Agendas and Agenda Packets
I thought it valuable to ask our neighboring cities how far in advance their staff is able provide their councilmembers with council packets. Here’s a table with the answers. Unsurprisingly, no city listed gives as few days notice to councilmembers as Anacortes, and most give much more time.
|Days with |
||Friday at noon
||Friday by 4:30
||Thursday at noon
The number of workdays the Council has before the meeting is key, because staff aren’t available to answer questions on weekends. With Anacortes’s current system, Councilmembers who work Monday through Friday have essentially no time to get questions answered: if you read your packet Friday night or over the weekend, and email a question over the weekend, you can’t get an answer before Monday…leaving very little to time actually read the response between getting off work and the council meeting time.
Most of these other cities also provide much more detail on their agendas and in the packets. For example, most of the cities list whether the Mayor is requesting action (approval, discussion, or public hearing) on the agenda item. Some also list the dates, times, and locations of upcoming council committee meetings and public hearings. Oak Harbor even includes in their council packets a list of pending agenda items for future meetings—another thing that our councilmembers have requested, and we know the Mayor has, but he has refused to provide.
The Case of the Garbage Truck
It’s also useful to compare the content of those packets. For example, at our January 17, 2012, meeting, the City Council approved the purchase of a garbage truck. The packet the Mayor provided the Council included this memo and this 2007 generic purchasing agreement.
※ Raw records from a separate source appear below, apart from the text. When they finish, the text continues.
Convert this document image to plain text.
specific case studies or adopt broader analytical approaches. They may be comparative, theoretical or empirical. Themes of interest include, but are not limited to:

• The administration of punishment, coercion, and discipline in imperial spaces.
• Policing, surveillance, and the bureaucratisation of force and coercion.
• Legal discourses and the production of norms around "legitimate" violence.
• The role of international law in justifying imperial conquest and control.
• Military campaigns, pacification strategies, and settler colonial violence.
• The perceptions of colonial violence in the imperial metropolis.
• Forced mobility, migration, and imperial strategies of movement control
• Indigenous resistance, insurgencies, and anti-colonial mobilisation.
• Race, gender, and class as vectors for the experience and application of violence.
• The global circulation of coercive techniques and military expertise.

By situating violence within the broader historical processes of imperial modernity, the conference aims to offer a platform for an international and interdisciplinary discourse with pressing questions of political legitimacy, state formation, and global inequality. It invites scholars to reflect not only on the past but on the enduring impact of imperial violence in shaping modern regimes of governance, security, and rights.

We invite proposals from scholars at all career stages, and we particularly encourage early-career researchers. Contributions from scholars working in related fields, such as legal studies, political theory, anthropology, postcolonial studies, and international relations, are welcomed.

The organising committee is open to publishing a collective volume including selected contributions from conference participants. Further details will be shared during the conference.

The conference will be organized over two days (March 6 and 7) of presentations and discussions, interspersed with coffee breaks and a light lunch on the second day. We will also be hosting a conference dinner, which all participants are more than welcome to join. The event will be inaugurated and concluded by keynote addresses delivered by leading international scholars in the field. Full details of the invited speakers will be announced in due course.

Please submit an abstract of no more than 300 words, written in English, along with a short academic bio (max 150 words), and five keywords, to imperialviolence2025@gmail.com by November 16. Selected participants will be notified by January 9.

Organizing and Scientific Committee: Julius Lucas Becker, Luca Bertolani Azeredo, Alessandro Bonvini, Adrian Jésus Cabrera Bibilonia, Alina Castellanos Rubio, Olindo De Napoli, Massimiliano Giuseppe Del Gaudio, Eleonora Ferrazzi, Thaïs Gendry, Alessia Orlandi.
Notably, the packet didn’t contain the description of the truck, or even the price of the truck. Not until the day of the meeting—only because I asked—did I learn the price was $320,000.
Contrast that with the City of Sedro-Woolley, which also just purchased a garbage truck. This excerpt from their February 22 council packet includes a much more detailed memo from the department head, including the cost of the truck and the balance and expected revenues for the fund from which they expected to pay for it. Their packet also included a detailed quote for the truck, so the council could see exactly what they were buying.
Maybe Sedro-Woolley bought a different truck than we did. Or maybe as a result of their more open process, where the specs on the truck they wanted to buy were open to public view, Sedro-Woolley spent just $292,000 on their garbage truck—almost $30,000 less than we spent.
Where Do We Go From Here?
Both the cities of Mount Vernon and Oak Harbor, and the Town of La Conner, set the deadline for agenda availability in their municipal code. They did so by passing a law, which is the way the legislative branch of government properly checks the action of the executive. That’s what the Anacortes City Council needs to do if it cares about performing its job at the level the voters expect.
* Correction March 19, 2012: This post originally indicated Burlington's City Council meets Fridays. They meet Thursdays.